- O ministro do Supremo Tribunal Federal, Alexandre de Moraes, determinou o afastamento imediato do procurador-geral do Maranhão, Valdênio Nogueira Caminha, em quinze de agosto.
- A decisão foi motivada por indícios de troca de favores entre agentes públicos e descumprimento de liminares sobre nomeações no governo estadual.
- Moraes destacou a violação de princípios constitucionais, como impessoalidade e moralidade, e proibiu Caminha de assumir qualquer cargo público nos Três Poderes do Maranhão.

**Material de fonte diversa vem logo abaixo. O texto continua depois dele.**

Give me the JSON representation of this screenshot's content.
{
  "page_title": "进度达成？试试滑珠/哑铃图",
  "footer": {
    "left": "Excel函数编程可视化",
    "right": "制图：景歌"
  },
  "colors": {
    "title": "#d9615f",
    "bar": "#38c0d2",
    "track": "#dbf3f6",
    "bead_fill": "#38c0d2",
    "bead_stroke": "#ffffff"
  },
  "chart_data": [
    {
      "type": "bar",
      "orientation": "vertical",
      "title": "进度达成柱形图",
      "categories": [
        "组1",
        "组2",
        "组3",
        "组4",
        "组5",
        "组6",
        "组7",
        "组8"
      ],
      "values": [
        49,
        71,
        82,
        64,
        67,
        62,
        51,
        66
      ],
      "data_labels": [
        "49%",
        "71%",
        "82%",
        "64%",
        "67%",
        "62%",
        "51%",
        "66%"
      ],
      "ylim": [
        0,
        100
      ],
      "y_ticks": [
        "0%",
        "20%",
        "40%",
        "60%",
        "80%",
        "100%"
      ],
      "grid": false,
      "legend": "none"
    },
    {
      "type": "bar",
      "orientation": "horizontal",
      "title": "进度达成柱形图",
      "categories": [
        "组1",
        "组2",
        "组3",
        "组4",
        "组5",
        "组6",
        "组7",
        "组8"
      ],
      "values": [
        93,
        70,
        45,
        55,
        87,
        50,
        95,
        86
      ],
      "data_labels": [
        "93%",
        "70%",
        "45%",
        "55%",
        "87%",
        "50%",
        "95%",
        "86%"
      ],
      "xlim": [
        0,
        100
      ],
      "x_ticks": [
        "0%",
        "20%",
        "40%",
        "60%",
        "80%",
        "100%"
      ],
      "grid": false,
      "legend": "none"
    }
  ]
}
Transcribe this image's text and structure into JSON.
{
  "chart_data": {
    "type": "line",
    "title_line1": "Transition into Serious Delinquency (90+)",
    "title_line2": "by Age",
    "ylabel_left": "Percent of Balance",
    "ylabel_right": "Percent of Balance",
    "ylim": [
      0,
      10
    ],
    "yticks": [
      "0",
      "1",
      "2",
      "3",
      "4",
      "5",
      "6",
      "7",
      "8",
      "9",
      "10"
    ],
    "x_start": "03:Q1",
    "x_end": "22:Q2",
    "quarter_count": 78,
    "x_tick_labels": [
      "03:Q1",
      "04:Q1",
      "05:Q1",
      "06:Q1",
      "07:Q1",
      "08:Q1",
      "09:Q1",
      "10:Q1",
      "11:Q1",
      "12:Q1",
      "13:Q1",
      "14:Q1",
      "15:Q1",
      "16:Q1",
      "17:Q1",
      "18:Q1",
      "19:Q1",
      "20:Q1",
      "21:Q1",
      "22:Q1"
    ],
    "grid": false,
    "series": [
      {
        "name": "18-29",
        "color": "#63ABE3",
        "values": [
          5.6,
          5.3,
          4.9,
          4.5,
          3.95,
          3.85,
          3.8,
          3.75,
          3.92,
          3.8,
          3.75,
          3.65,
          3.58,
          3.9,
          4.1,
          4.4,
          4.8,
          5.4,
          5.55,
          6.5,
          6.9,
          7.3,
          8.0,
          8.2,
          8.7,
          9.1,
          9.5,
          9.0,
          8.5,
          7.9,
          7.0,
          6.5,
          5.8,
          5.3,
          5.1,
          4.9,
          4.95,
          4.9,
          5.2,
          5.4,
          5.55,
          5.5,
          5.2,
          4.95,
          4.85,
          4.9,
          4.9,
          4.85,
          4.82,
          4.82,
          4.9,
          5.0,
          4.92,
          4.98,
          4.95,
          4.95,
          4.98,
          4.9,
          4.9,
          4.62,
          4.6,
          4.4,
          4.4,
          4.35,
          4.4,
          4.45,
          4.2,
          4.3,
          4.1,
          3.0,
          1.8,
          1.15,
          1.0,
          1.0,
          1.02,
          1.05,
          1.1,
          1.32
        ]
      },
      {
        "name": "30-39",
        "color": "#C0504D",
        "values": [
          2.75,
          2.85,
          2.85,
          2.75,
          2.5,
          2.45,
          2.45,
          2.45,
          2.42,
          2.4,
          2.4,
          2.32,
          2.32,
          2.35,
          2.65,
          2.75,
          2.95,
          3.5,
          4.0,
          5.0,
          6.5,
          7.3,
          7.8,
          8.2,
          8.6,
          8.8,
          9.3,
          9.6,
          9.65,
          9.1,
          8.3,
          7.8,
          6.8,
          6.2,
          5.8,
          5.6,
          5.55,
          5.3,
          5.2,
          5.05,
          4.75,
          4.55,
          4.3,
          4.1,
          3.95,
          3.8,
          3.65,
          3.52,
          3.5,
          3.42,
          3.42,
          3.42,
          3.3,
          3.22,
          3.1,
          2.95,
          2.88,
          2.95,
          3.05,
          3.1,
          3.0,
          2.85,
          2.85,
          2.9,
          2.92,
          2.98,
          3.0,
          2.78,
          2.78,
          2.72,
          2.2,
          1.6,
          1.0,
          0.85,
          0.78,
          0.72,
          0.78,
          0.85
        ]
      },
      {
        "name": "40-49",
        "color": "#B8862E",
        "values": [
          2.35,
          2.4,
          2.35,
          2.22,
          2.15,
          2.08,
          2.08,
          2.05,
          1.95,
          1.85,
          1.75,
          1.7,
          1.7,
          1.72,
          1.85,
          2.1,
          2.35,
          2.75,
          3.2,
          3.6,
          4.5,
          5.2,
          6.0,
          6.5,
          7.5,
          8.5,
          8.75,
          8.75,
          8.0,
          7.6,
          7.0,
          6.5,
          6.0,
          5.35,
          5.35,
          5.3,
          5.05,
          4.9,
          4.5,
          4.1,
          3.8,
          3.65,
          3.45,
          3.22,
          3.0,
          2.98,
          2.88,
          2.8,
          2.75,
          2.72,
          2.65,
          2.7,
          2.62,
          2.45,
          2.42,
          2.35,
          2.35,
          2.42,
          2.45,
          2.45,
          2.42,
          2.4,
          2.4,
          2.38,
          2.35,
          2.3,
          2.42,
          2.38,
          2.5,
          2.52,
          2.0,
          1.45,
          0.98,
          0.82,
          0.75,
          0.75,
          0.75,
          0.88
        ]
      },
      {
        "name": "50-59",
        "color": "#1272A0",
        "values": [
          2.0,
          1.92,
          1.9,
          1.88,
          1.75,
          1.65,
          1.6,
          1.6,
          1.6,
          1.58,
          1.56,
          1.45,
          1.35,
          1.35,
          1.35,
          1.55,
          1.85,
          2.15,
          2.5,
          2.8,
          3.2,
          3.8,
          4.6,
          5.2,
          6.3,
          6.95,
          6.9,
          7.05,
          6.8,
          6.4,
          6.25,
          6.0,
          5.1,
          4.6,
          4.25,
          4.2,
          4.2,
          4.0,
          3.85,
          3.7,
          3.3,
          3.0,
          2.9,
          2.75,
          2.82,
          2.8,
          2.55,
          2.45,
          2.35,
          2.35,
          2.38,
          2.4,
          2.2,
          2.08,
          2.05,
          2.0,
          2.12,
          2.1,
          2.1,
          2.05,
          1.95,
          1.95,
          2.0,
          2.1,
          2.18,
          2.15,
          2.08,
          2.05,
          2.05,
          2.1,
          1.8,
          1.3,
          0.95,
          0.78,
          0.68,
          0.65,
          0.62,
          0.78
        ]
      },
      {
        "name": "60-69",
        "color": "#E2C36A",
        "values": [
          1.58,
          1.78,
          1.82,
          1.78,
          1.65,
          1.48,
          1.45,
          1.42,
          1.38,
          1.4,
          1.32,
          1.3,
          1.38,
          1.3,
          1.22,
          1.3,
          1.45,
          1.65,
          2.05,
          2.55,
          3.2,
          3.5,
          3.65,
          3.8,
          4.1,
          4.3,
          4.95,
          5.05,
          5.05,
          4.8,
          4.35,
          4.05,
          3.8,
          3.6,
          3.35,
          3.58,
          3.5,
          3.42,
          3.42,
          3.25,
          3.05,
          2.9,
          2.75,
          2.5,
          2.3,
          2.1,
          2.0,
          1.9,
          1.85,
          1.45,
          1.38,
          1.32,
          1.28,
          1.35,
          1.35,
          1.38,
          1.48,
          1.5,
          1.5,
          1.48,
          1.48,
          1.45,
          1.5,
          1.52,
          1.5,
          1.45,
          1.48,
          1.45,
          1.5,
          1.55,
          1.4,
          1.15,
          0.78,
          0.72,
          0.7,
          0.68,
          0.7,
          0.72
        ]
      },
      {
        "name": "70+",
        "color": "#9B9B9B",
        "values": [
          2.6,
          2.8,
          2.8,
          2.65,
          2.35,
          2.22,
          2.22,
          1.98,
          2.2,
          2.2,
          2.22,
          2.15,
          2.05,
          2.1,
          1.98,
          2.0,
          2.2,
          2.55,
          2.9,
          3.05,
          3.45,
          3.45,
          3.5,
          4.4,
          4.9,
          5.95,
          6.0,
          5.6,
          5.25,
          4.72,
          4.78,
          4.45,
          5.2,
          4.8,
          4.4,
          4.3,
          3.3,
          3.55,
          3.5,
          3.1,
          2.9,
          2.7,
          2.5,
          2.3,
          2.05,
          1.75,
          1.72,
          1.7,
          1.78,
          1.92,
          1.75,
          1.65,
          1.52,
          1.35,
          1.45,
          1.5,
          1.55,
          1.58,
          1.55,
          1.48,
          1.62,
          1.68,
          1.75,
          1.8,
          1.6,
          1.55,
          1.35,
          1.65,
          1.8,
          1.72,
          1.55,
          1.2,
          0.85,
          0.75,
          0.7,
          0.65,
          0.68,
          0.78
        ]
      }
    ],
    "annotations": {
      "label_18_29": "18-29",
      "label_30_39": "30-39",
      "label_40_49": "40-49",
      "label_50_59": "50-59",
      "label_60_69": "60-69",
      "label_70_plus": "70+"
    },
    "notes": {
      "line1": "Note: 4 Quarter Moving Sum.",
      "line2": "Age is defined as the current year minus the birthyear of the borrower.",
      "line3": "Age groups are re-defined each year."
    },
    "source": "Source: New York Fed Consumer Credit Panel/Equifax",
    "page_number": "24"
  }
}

- O partido Solidariedade havia solicitado o afastamento, citando irregularidades, como a contratação informal do filho de Caminha na Empresa Maranhense de Administração Portuária.
- A decisão reflete um esforço para coibir práticas de nepotismo e garantir a legalidade nas nomeações públicas.
O ministro do Supremo Tribunal Federal (STF), Alexandre de Moraes, determinou o afastamento imediato do procurador-geral do Maranhão, Valdênio Nogueira Caminha, nesta sexta-feira, 15. A decisão foi motivada por indícios de troca de favores entre agentes públicos e pelo descumprimento de liminares relacionadas a nomeações suspeitas no governo estadual.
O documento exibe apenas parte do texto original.